More and more, instead of women seeking help on their own, “We get referrals through the criminal justice system – the court system, drug court, probation, counselors,” Burton said.
“Sometimes women come to us straight from jail or from prison. Sometimes they have been in other facilities and have gotten kicked out, or there is a divorce and they become homeless.
“Sometimes, community doctors refer them to us and sometimes they (still) self-refer,” Burton continued. “We just get people from a wide variety of life situations.”
Women commit to living sober in the house for six months, Burton said. They must find work and pay $140 a week in rent.
But house managers try to provide all the material goods needed by the women, such as groceries, laundry soap, undergarments, bedding, towels and shampoo, she said.
The program's homes – a second Rose Home is located in Syracuse – also go through the amount of paper towels, tissues, toilet paper and cleaning supplies needed by any place “with a dozen adults living under the same roof,” Burton said.
Some women come into the program with virtually nothing, she added.
About one-third of the home's budget comes from the women, and two-thirds comes from foundation grants and donations, said Barb Kaminskas of Fort Wayne, board member and a former executive director.
She said several local Christian foundations support the program through grants.

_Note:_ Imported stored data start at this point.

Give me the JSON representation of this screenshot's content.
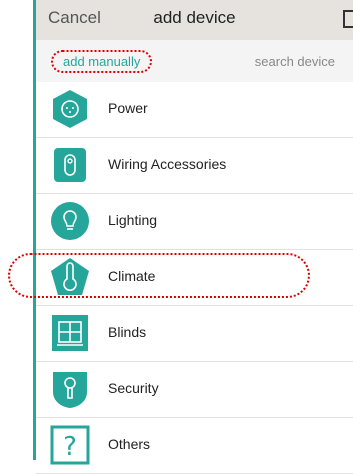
{
  "header": {
    "cancel_label": "Cancel",
    "title": "add device"
  },
  "tabs": {
    "manual_label": "add manually",
    "search_label": "search device"
  },
  "items": [
    {
      "label": "Power",
      "icon": "power-outlet-icon"
    },
    {
      "label": "Wiring Accessories",
      "icon": "switch-icon"
    },
    {
      "label": "Lighting",
      "icon": "bulb-icon"
    },
    {
      "label": "Climate",
      "icon": "thermometer-icon"
    },
    {
      "label": "Blinds",
      "icon": "window-blinds-icon"
    },
    {
      "label": "Security",
      "icon": "lock-icon"
    },
    {
      "label": "Others",
      "icon": "question-icon"
    }
  ],
  "colors": {
    "accent": "#26a69a",
    "highlight": "#dd0000"
  }
}
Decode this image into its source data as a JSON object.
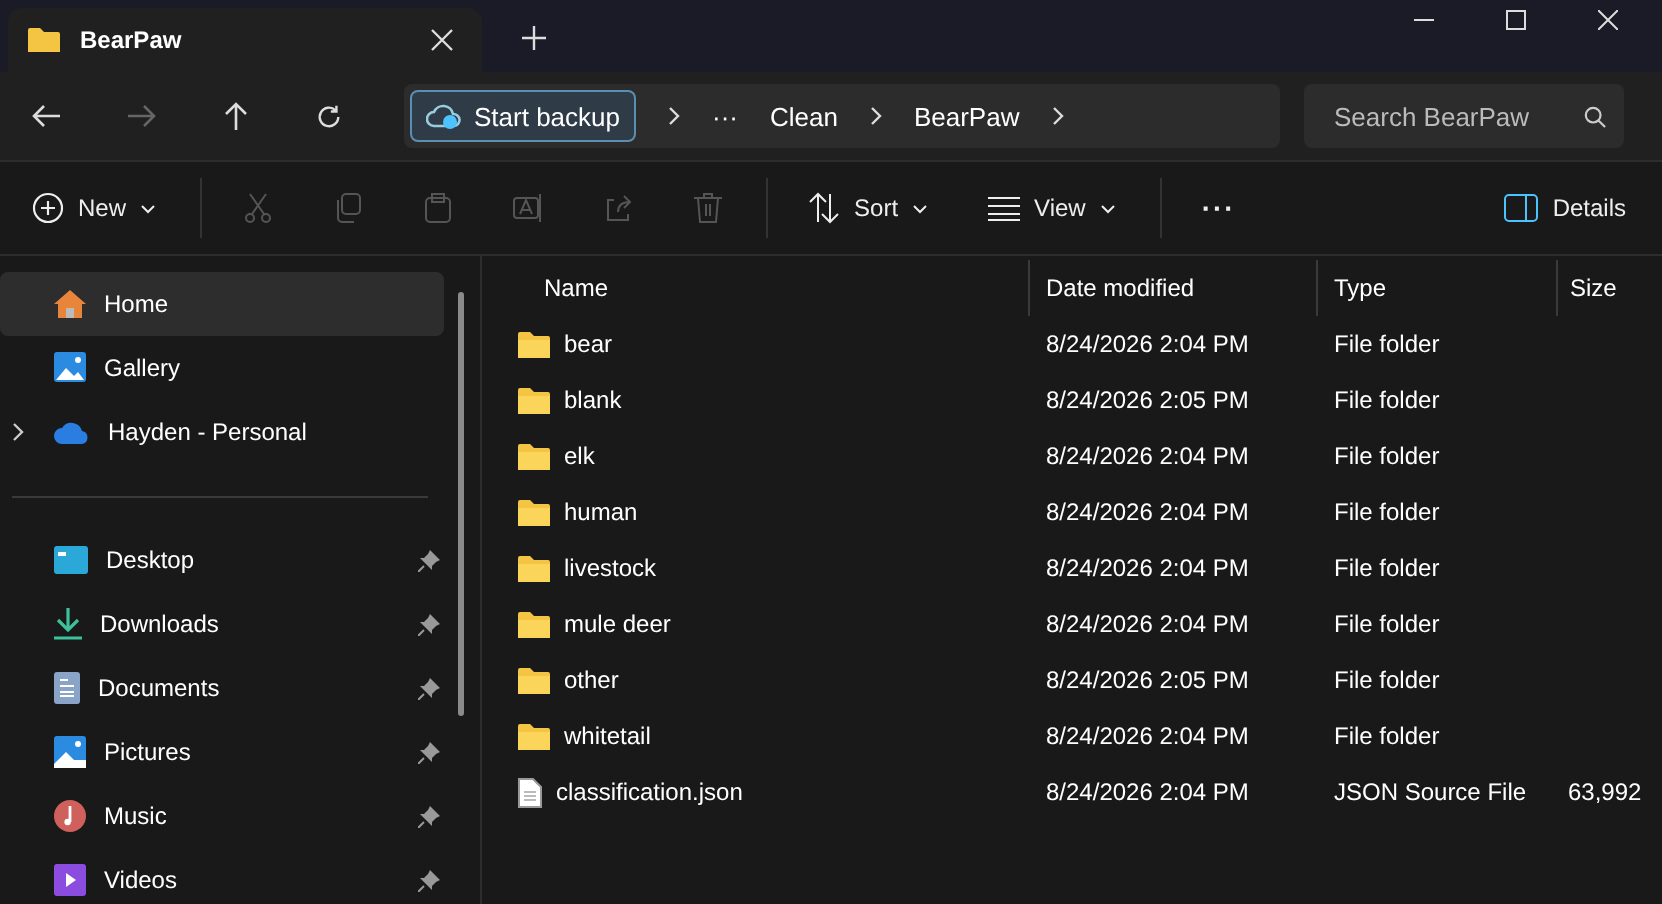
{
  "tabs": [
    {
      "title": "BearPaw"
    }
  ],
  "address": {
    "backup": "Start backup",
    "overflow": "···",
    "crumbs": [
      "Clean",
      "BearPaw"
    ]
  },
  "search": {
    "placeholder": "Search BearPaw"
  },
  "toolbar": [
    {
      "label": "New",
      "disabled": false
    },
    {
      "disabled": true
    },
    {
      "disabled": true
    },
    {
      "disabled": true
    },
    {
      "disabled": true
    },
    {
      "disabled": true
    },
    {
      "disabled": true
    },
    {
      "label": "Sort",
      "disabled": false
    },
    {
      "label": "View",
      "disabled": false
    },
    {
      "label": "···",
      "disabled": false
    }
  ],
  "details": "Details",
  "sidebar_top": [
    {
      "label": "Home",
      "selected": true,
      "expandable": false
    },
    {
      "label": "Gallery",
      "selected": false,
      "expandable": false
    },
    {
      "label": "Hayden - Personal",
      "selected": false,
      "expandable": true
    }
  ],
  "quick_access": [
    {
      "label": "Desktop",
      "pinned": true
    },
    {
      "label": "Downloads",
      "pinned": true
    },
    {
      "label": "Documents",
      "pinned": true
    },
    {
      "label": "Pictures",
      "pinned": true
    },
    {
      "label": "Music",
      "pinned": true
    },
    {
      "label": "Videos",
      "pinned": true
    }
  ],
  "columns": [
    "Name",
    "Date modified",
    "Type",
    "Size"
  ],
  "files": [
    {
      "kind": "folder",
      "name": "bear",
      "date": "8/24/2026 2:04 PM",
      "type": "File folder"
    },
    {
      "kind": "folder",
      "name": "blank",
      "date": "8/24/2026 2:05 PM",
      "type": "File folder"
    },
    {
      "kind": "folder",
      "name": "elk",
      "date": "8/24/2026 2:04 PM",
      "type": "File folder"
    },
    {
      "kind": "folder",
      "name": "human",
      "date": "8/24/2026 2:04 PM",
      "type": "File folder"
    },
    {
      "kind": "folder",
      "name": "livestock",
      "date": "8/24/2026 2:04 PM",
      "type": "File folder"
    },
    {
      "kind": "folder",
      "name": "mule deer",
      "date": "8/24/2026 2:04 PM",
      "type": "File folder"
    },
    {
      "kind": "folder",
      "name": "other",
      "date": "8/24/2026 2:05 PM",
      "type": "File folder"
    },
    {
      "kind": "folder",
      "name": "whitetail",
      "date": "8/24/2026 2:04 PM",
      "type": "File folder"
    },
    {
      "kind": "file",
      "name": "classification.json",
      "date": "8/24/2026 2:04 PM",
      "type": "JSON Source File",
      "size": "63,992"
    }
  ]
}
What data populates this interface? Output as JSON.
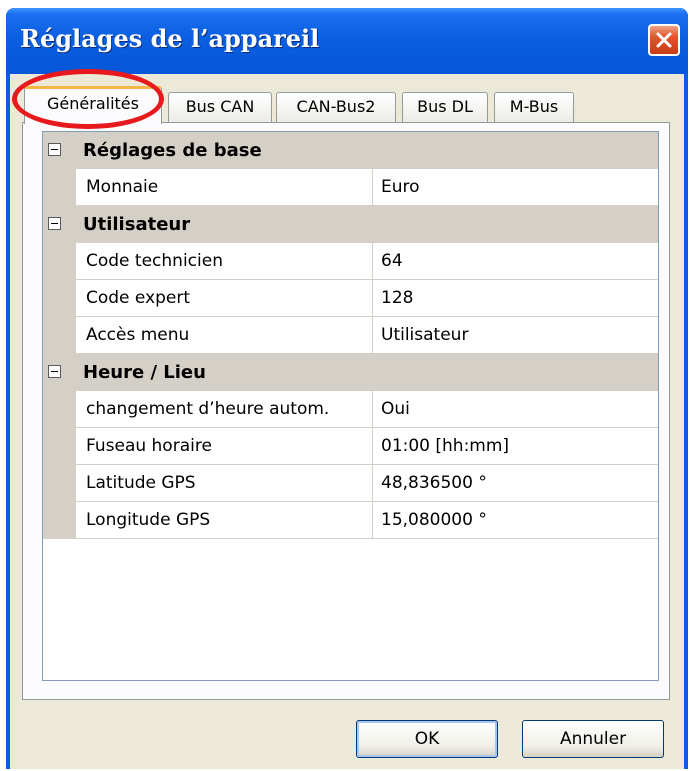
{
  "window": {
    "title": "Réglages de l’appareil",
    "close_icon": "close-icon",
    "accent_color": "#0a5fe0"
  },
  "tabs": [
    {
      "label": "Généralités",
      "active": true
    },
    {
      "label": "Bus CAN",
      "active": false
    },
    {
      "label": "CAN-Bus2",
      "active": false
    },
    {
      "label": "Bus DL",
      "active": false
    },
    {
      "label": "M-Bus",
      "active": false
    }
  ],
  "grid": {
    "categories": [
      {
        "label": "Réglages de base",
        "expanded": true,
        "rows": [
          {
            "property": "Monnaie",
            "value": "Euro"
          }
        ]
      },
      {
        "label": "Utilisateur",
        "expanded": true,
        "rows": [
          {
            "property": "Code technicien",
            "value": "64"
          },
          {
            "property": "Code expert",
            "value": "128"
          },
          {
            "property": "Accès menu",
            "value": "Utilisateur"
          }
        ]
      },
      {
        "label": "Heure / Lieu",
        "expanded": true,
        "rows": [
          {
            "property": "changement d’heure autom.",
            "value": "Oui"
          },
          {
            "property": "Fuseau horaire",
            "value": "01:00 [hh:mm]"
          },
          {
            "property": "Latitude GPS",
            "value": "48,836500 °"
          },
          {
            "property": "Longitude GPS",
            "value": "15,080000 °"
          }
        ]
      }
    ]
  },
  "buttons": {
    "ok": "OK",
    "cancel": "Annuler"
  },
  "annotation": {
    "highlight_color": "#e8191d"
  }
}
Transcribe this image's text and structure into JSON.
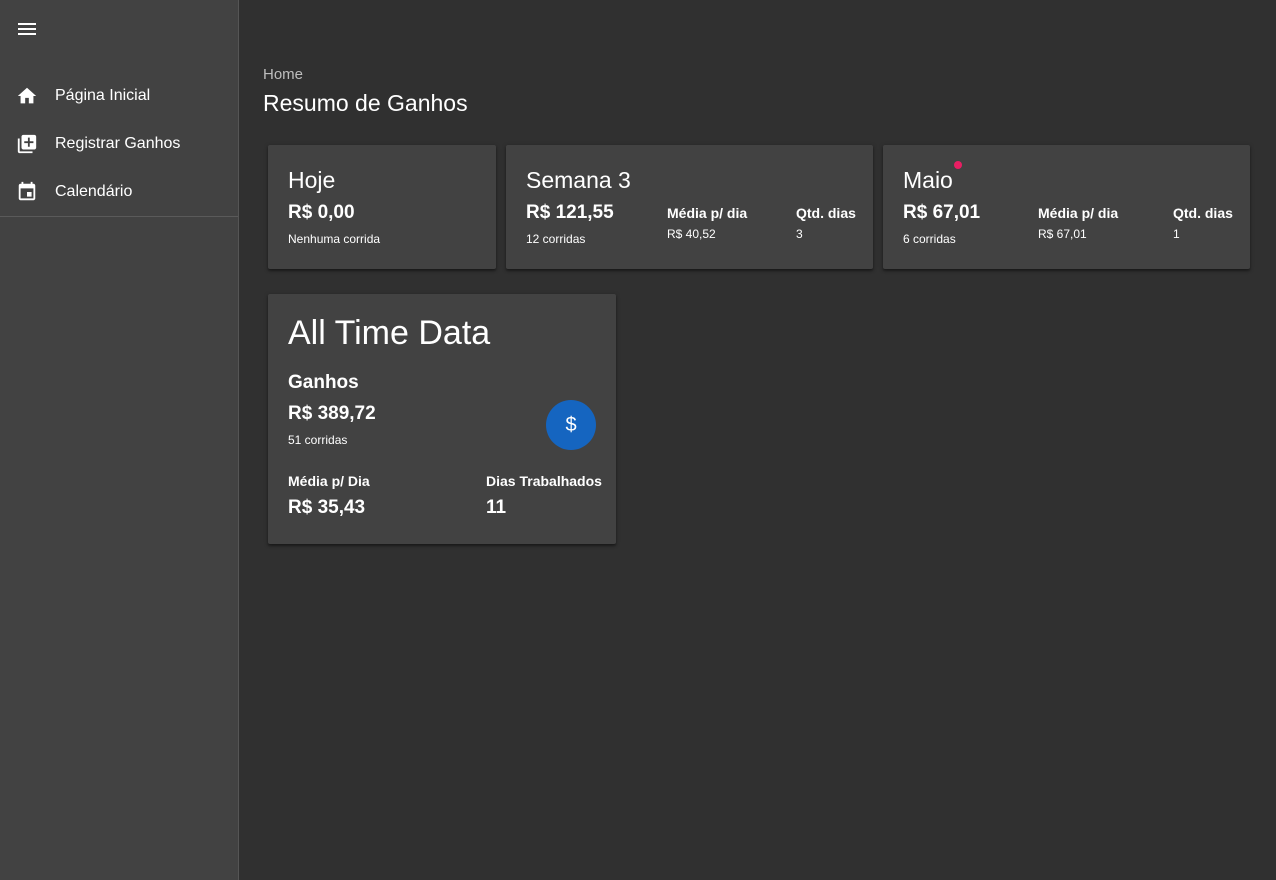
{
  "sidebar": {
    "items": [
      {
        "label": "Página Inicial",
        "icon": "home-icon"
      },
      {
        "label": "Registrar Ganhos",
        "icon": "add-library-icon"
      },
      {
        "label": "Calendário",
        "icon": "calendar-icon"
      }
    ]
  },
  "header": {
    "breadcrumb": "Home",
    "title": "Resumo de Ganhos"
  },
  "cards": {
    "today": {
      "title": "Hoje",
      "amount": "R$ 0,00",
      "rides": "Nenhuma corrida"
    },
    "week": {
      "title": "Semana 3",
      "amount": "R$ 121,55",
      "rides": "12 corridas",
      "avg_label": "Média p/ dia",
      "avg_value": "R$ 40,52",
      "days_label": "Qtd. dias",
      "days_value": "3"
    },
    "month": {
      "title": "Maio",
      "amount": "R$ 67,01",
      "rides": "6 corridas",
      "avg_label": "Média p/ dia",
      "avg_value": "R$ 67,01",
      "days_label": "Qtd. dias",
      "days_value": "1"
    },
    "all_time": {
      "title": "All Time Data",
      "earnings_label": "Ganhos",
      "amount": "R$ 389,72",
      "rides": "51 corridas",
      "avg_label": "Média p/ Dia",
      "avg_value": "R$ 35,43",
      "days_label": "Dias Trabalhados",
      "days_value": "11",
      "fab_symbol": "$"
    }
  },
  "colors": {
    "background": "#303030",
    "surface": "#424242",
    "accent_dot": "#e91e63",
    "fab": "#1565c0"
  }
}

The largest grant comes from the Catholic-oriented Mary Cross Tippmann Foundation, and the Vincent and Lois Tippmann Foundation owns the building, she said.
The Congregation of Sisters of St. Agnes, the St. Joseph Community Foundation, St. Mary's Heritage Fund, the Charles W. Kuhne Foundation and the McMillen Foundation Inc. also support the program.
The home also benefits from government funding that comes through the court system as it stresses treatment for addiction as an alternative to incarceration, Kaminskas said.
Clients “have (to pay) drug court costs, so for them to have this other assistance is really nice. They tend to be digging themselves out of a pretty deep hole,” she said.
The home runs on basic Christian principles, Burton said.
But the religious components of the program are voluntary, she added.
“We honor all faiths here – no one is turned away because of their religious beliefs or lack of them. If they don't choose to participate, we hope we can guide them into whatever they feel comfortable with,” Burton explained.
But many residents find support and companionship through the home's Bible studies, addiction courses and meetings, and family-style dinners, Burton said.
Women “work outside (the program), and when they get home from work, they cook,” she said.
“That's part of learning how to be a human again.”